For the following circuit i am confused to as why Resistor R4 when measured on the breadboard is 35k ohms, when it is meant to be 47k Ohms (as it is a 47 k ohm resistor. Also when it is taken out of the circuit and measured it is fine and gives the 47k ohm as expected) . The other resistors when measured match up to what they are meant to be. I assume the reason it is giving this reading is due to the configuration it is in? Such as something to do with the voltage divider, maybe something else?

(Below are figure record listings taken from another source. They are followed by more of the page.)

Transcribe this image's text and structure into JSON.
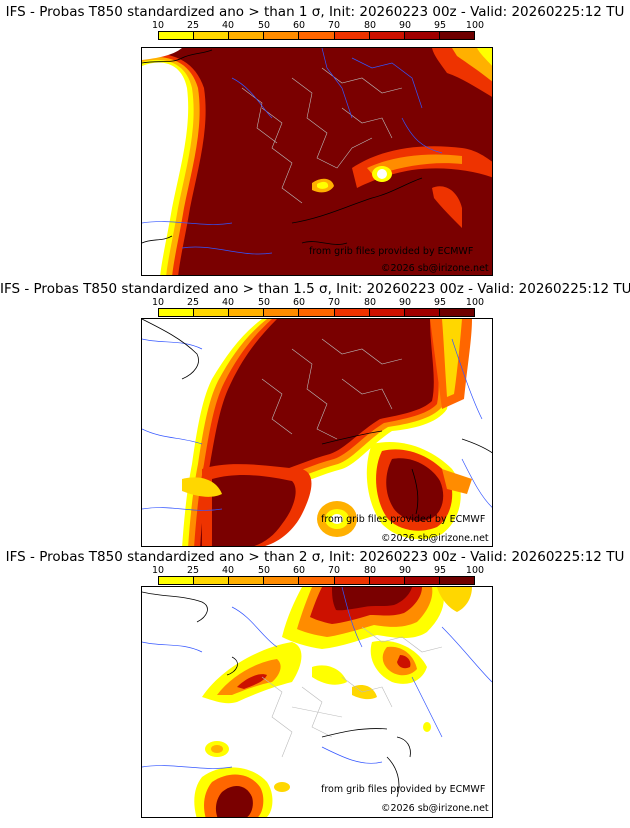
{
  "colorbar": {
    "ticks": [
      "10",
      "25",
      "40",
      "50",
      "60",
      "70",
      "80",
      "90",
      "95",
      "100"
    ],
    "colors": [
      "#ffff00",
      "#ffd700",
      "#ffb000",
      "#ff8c00",
      "#ff6600",
      "#ee3300",
      "#cc1100",
      "#a00000",
      "#6e0000"
    ]
  },
  "panels": [
    {
      "title": "IFS - Probas T850  standardized ano > than 1 σ, Init: 20260223 00z - Valid: 20260225:12 TU",
      "credit_source": "from grib files provided by ECMWF",
      "credit_copyright": "©2026 sb@irizone.net"
    },
    {
      "title": "IFS - Probas T850  standardized ano > than 1.5 σ, Init: 20260223 00z - Valid: 20260225:12 TU",
      "credit_source": "from grib files provided by ECMWF",
      "credit_copyright": "©2026 sb@irizone.net"
    },
    {
      "title": "IFS - Probas T850  standardized ano > than 2 σ, Init: 20260223 00z - Valid: 20260225:12 TU",
      "credit_source": "from grib files provided by ECMWF",
      "credit_copyright": "©2026 sb@irizone.net"
    }
  ]
}
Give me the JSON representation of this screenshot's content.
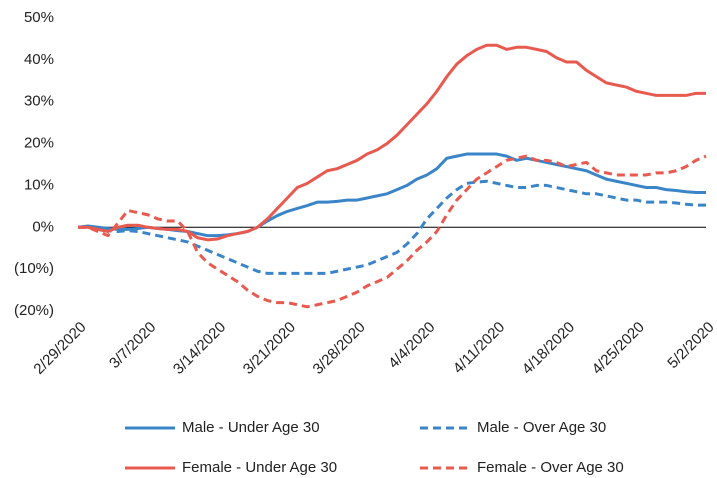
{
  "chart_data": {
    "type": "line",
    "categories": [
      "2/29/2020",
      null,
      null,
      null,
      null,
      null,
      null,
      "3/7/2020",
      null,
      null,
      null,
      null,
      null,
      null,
      "3/14/2020",
      null,
      null,
      null,
      null,
      null,
      null,
      "3/21/2020",
      null,
      null,
      null,
      null,
      null,
      null,
      "3/28/2020",
      null,
      null,
      null,
      null,
      null,
      null,
      "4/4/2020",
      null,
      null,
      null,
      null,
      null,
      null,
      "4/11/2020",
      null,
      null,
      null,
      null,
      null,
      null,
      "4/18/2020",
      null,
      null,
      null,
      null,
      null,
      null,
      "4/25/2020",
      null,
      null,
      null,
      null,
      null,
      null,
      "5/2/2020"
    ],
    "ylim": [
      -20,
      50
    ],
    "yticks": [
      {
        "value": 50,
        "label": "50%"
      },
      {
        "value": 40,
        "label": "40%"
      },
      {
        "value": 30,
        "label": "30%"
      },
      {
        "value": 20,
        "label": "20%"
      },
      {
        "value": 10,
        "label": "10%"
      },
      {
        "value": 0,
        "label": "0%"
      },
      {
        "value": -10,
        "label": "(10%)"
      },
      {
        "value": -20,
        "label": "(20%)"
      }
    ],
    "series": [
      {
        "name": "Male - Under Age 30",
        "color": "#3a85c8",
        "dashed": false,
        "values": [
          0,
          0.3,
          0,
          -0.3,
          -0.5,
          -0.5,
          -0.3,
          0,
          -0.3,
          -0.5,
          -0.8,
          -1,
          -1.5,
          -2,
          -2,
          -1.8,
          -1.5,
          -1,
          0,
          1.5,
          2.8,
          3.8,
          4.5,
          5.2,
          6,
          6,
          6.2,
          6.5,
          6.5,
          7,
          7.5,
          8,
          9,
          10,
          11.5,
          12.5,
          14,
          16.5,
          17,
          17.5,
          17.5,
          17.5,
          17.5,
          17,
          16,
          16.5,
          16,
          15.5,
          15,
          14.5,
          14,
          13.5,
          12.5,
          11.5,
          11,
          10.5,
          10,
          9.5,
          9.5,
          9,
          8.8,
          8.5,
          8.3,
          8.3
        ]
      },
      {
        "name": "Male - Over Age 30",
        "color": "#3a85c8",
        "dashed": true,
        "values": [
          0,
          0,
          -0.3,
          -0.8,
          -1,
          -0.8,
          -1,
          -1.5,
          -2,
          -2.5,
          -3,
          -3.5,
          -4.5,
          -5.5,
          -6.5,
          -7.5,
          -8.5,
          -9.5,
          -10.5,
          -11,
          -11,
          -11,
          -11,
          -11,
          -11,
          -11,
          -10.5,
          -10,
          -9.5,
          -9,
          -8,
          -7,
          -6,
          -4,
          -1.5,
          2,
          4.5,
          7,
          9,
          10.5,
          10.8,
          11,
          10.5,
          10,
          9.5,
          9.5,
          10,
          10,
          9.5,
          9,
          8.5,
          8,
          8,
          7.5,
          7,
          6.5,
          6.5,
          6,
          6,
          6,
          5.8,
          5.5,
          5.3,
          5.3
        ]
      },
      {
        "name": "Female - Under Age 30",
        "color": "#e85a4f",
        "dashed": false,
        "values": [
          0,
          0,
          -0.5,
          -1,
          0,
          0.5,
          0.5,
          0,
          -0.3,
          -0.5,
          -0.5,
          -1,
          -2.5,
          -3,
          -2.8,
          -2,
          -1.5,
          -1,
          0,
          2,
          4.5,
          7,
          9.5,
          10.5,
          12,
          13.5,
          14,
          15,
          16,
          17.5,
          18.5,
          20,
          22,
          24.5,
          27,
          29.5,
          32.5,
          36,
          39,
          41,
          42.5,
          43.5,
          43.5,
          42.5,
          43,
          43,
          42.5,
          42,
          40.5,
          39.5,
          39.5,
          37.5,
          36,
          34.5,
          34,
          33.5,
          32.5,
          32,
          31.5,
          31.5,
          31.5,
          31.5,
          32,
          32
        ]
      },
      {
        "name": "Female - Over Age 30",
        "color": "#e85a4f",
        "dashed": true,
        "values": [
          0,
          0,
          -1,
          -2,
          1,
          4,
          3.5,
          3,
          2,
          1.5,
          1.5,
          -1,
          -6,
          -8.5,
          -10,
          -11.5,
          -13,
          -15,
          -16.5,
          -17.5,
          -18,
          -18,
          -18.5,
          -19,
          -18.5,
          -18,
          -17.5,
          -16.5,
          -15.5,
          -14,
          -13,
          -12,
          -10,
          -8,
          -5.5,
          -3.5,
          -1,
          3,
          6.5,
          9,
          11.5,
          13,
          14.5,
          16,
          16.5,
          17,
          16,
          16,
          15.5,
          14.5,
          15,
          15.5,
          13.5,
          13,
          12.5,
          12.5,
          12.5,
          12.5,
          13,
          13,
          13.5,
          14.5,
          16,
          17
        ]
      }
    ]
  }
}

- Note for the circuit schematics i have just put 35k ohms just to see if my simulated results would match up to what the breadboard circuit outputted on an oscilloscope. It is actually meant to be 47k ohms
In short
- Not understanding why the 47k ohm resistor (R4) reads 35k ohm on the multimeter
- How do i calculate what this resistor value will be due to the difference? As in i find what value i want, in this case i needed 47k ohm for the specified application but due to this resistor value difference, how am i meant to see what 47k will actually be. As in will i need to use a 56k or something to get the 47k due to the difference? Hence what formula am i meant to use to find what value this resistor will actually be when in theory its meant to be 47k ohms?
Circuit Schematics Circuit implemented on the breadboard
Answer
Not understanding why the 47k ohm resistor (R4) reads 35k ohm on the multimeter
The LM386 input impedance is \$\text{50k}\Omega\$. What you're really measuring is the 47k, in parallel with 24k and 50k in series. This is the equivalent circuit.
simulate this circuit – Schematic created using CircuitLab
How do i calculate what this resistor value will be due to the difference? As in i find what value i want, in this case i needed 47k ohm for the specified application but due to this resistor value difference, how am i meant to see what 47k will actually be. As in will i need to use a 56k or something to get the 47k due to the difference? Hence what formula am i meant to use to find what value this resistor will actually be when in theory its meant to be 47k ohms?
It looks like you're just trying to attenuate and filter a square wave. The datasheet only gives typical values for input impedance, so you can't rely on it being tightly controlled. You're going to have to decide how much variance you can tolerate. The easiest thing to do is keep your circuit as designed, and put a cheap rail-rail op amp in as a buffer.